Distributed Transactions: 2PC and 3PC
Achieving ACID guarantees across multiple independent databases is the "Holy Grail" of distributed systems. While Sagas are popular for microservices, the classic protocols Two-Phase Commit (2PC) and Three-Phase Commit (3PC) remain the foundation of atomic transaction management in databases and distributed storage.
1. Two-Phase Commit (2PC)
The 2PC protocol uses a central Coordinator to manage all participating nodes.
The Phases:
- Prepare Phase: The coordinator asks all participants: "Can you commit?" Each node logs the transaction and replies "Yes" or "No."
- Commit Phase: If every participant said "Yes," the coordinator tells everyone to "Commit." If any node says "No" or fails to reply, the coordinator tells everyone to "Abort."
The Problem: The Blocking Nature
- Synchronous Bottleneck: If the coordinator crashes after the prepare phase, participants remain locked, unable to commit or abort, waiting indefinitely.
- Performance: 2PC is notoriously slow because it holds database locks for a long time across multiple network round-trips.
2. Three-Phase Commit (3PC)
3PC was designed to fix the blocking issue by adding an intermediate phase.
The Phases:
- CanCommit: The coordinator asks "Can we commit?" (similar to Prepare).
- PreCommit: If everyone says "Yes," the coordinator tells everyone to "PreCommit." This signals that a commit will happen.
- DoCommit: The actual commit phase.
Why 3PC solves the blocking issue:
If the coordinator crashes after the PreCommit phase, the participants know that a commit was imminent and can safely proceed. It removes the uncertainty of the 2PC "prepared" state.
The Reality
While 3PC is non-blocking, it is still vulnerable to network partitions. If a partition occurs, participants might have conflicting information, potentially leading to inconsistent states. Because of this, it is rarely used in high-scale cloud systems.
3. Why are they rarely used in Microservices?
- Sync/Blocking: They require active, synchronous communication.
- Latency: Cross-region 2PC would be too slow to be useful.
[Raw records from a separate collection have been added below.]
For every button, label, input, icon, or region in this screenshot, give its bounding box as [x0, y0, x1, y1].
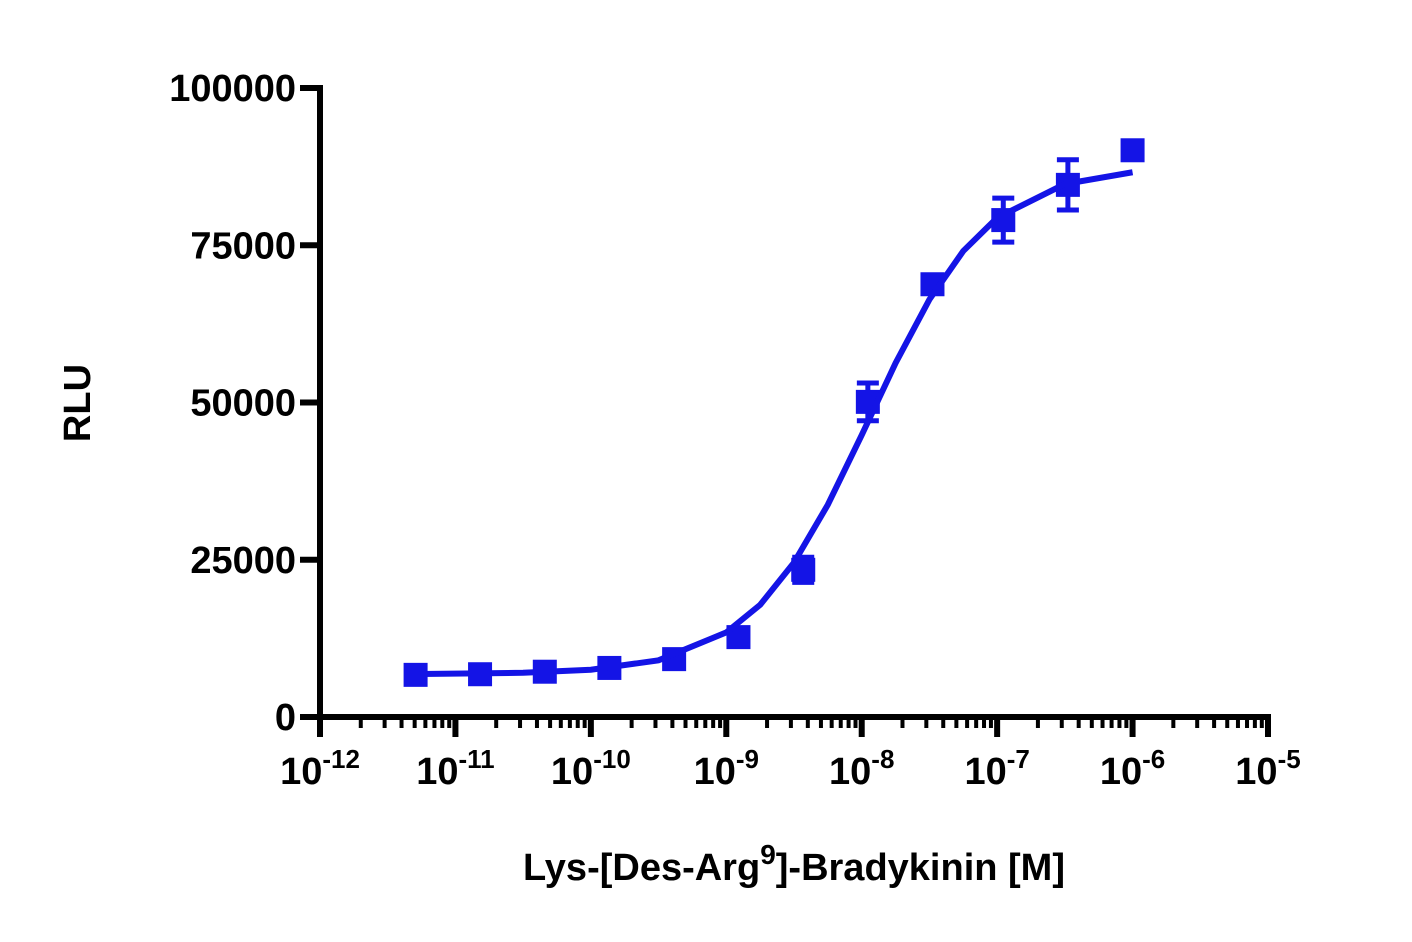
x-tick-exponent: -7	[1007, 744, 1030, 774]
x-tick-base: 10	[416, 751, 458, 793]
x-tick-exponent: -11	[458, 744, 494, 774]
y-axis-label: RLU	[57, 364, 99, 442]
x-label-part: ]-Bradykinin [M]	[776, 847, 1065, 889]
x-tick-label: 10-9	[694, 744, 759, 793]
y-tick-label: 0	[275, 697, 296, 739]
x-tick-base: 10	[551, 751, 593, 793]
x-tick-exponent: -12	[322, 744, 360, 774]
x-tick-label: 10-10	[551, 744, 631, 793]
x-tick-base: 10	[694, 751, 736, 793]
fit-curve	[421, 169, 1134, 677]
x-tick-label: 10-6	[1100, 744, 1165, 793]
x-tick-label: 10-11	[416, 744, 494, 793]
x-tick-exponent: -8	[871, 744, 894, 774]
x-axis-label: Lys-[Des-Arg9]-Bradykinin [M]	[523, 839, 1065, 889]
x-tick-exponent: -5	[1278, 744, 1301, 774]
y-tick-label: 100000	[169, 68, 296, 110]
x-label-superscript: 9	[760, 839, 776, 870]
x-tick-label: 10-8	[829, 744, 894, 793]
x-tick-base: 10	[1235, 751, 1277, 793]
x-tick-base: 10	[829, 751, 871, 793]
y-tick-label: 50000	[190, 383, 296, 425]
x-tick-base: 10	[280, 751, 322, 793]
x-tick-exponent: -10	[593, 744, 631, 774]
x-tick-label: 10-7	[964, 744, 1029, 793]
data-point	[1120, 138, 1145, 163]
x-tick-exponent: -9	[736, 744, 759, 774]
x-tick-base: 10	[964, 751, 1006, 793]
x-tick-base: 10	[1100, 751, 1142, 793]
x-label-part: Lys-[Des-Arg	[523, 847, 760, 889]
y-tick-label: 25000	[190, 540, 296, 582]
x-tick-label: 10-12	[280, 744, 360, 793]
y-tick-label: 75000	[190, 225, 296, 267]
x-tick-label: 10-5	[1235, 744, 1300, 793]
x-tick-exponent: -6	[1142, 744, 1165, 774]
- Locking: They force database locks to be held for the duration of the multi-phase handshake, destroying throughput in high-concurrency systems.
Summary
While 2PC and 3PC provide strong theoretical guarantees, their blocking nature makes them a poor fit for modern, high-scale microservices. They remain essential knowledge for understanding how database engines handle internal transactions, but for distributed application design, we almost always prefer Sagas or Eventual Consistency patterns.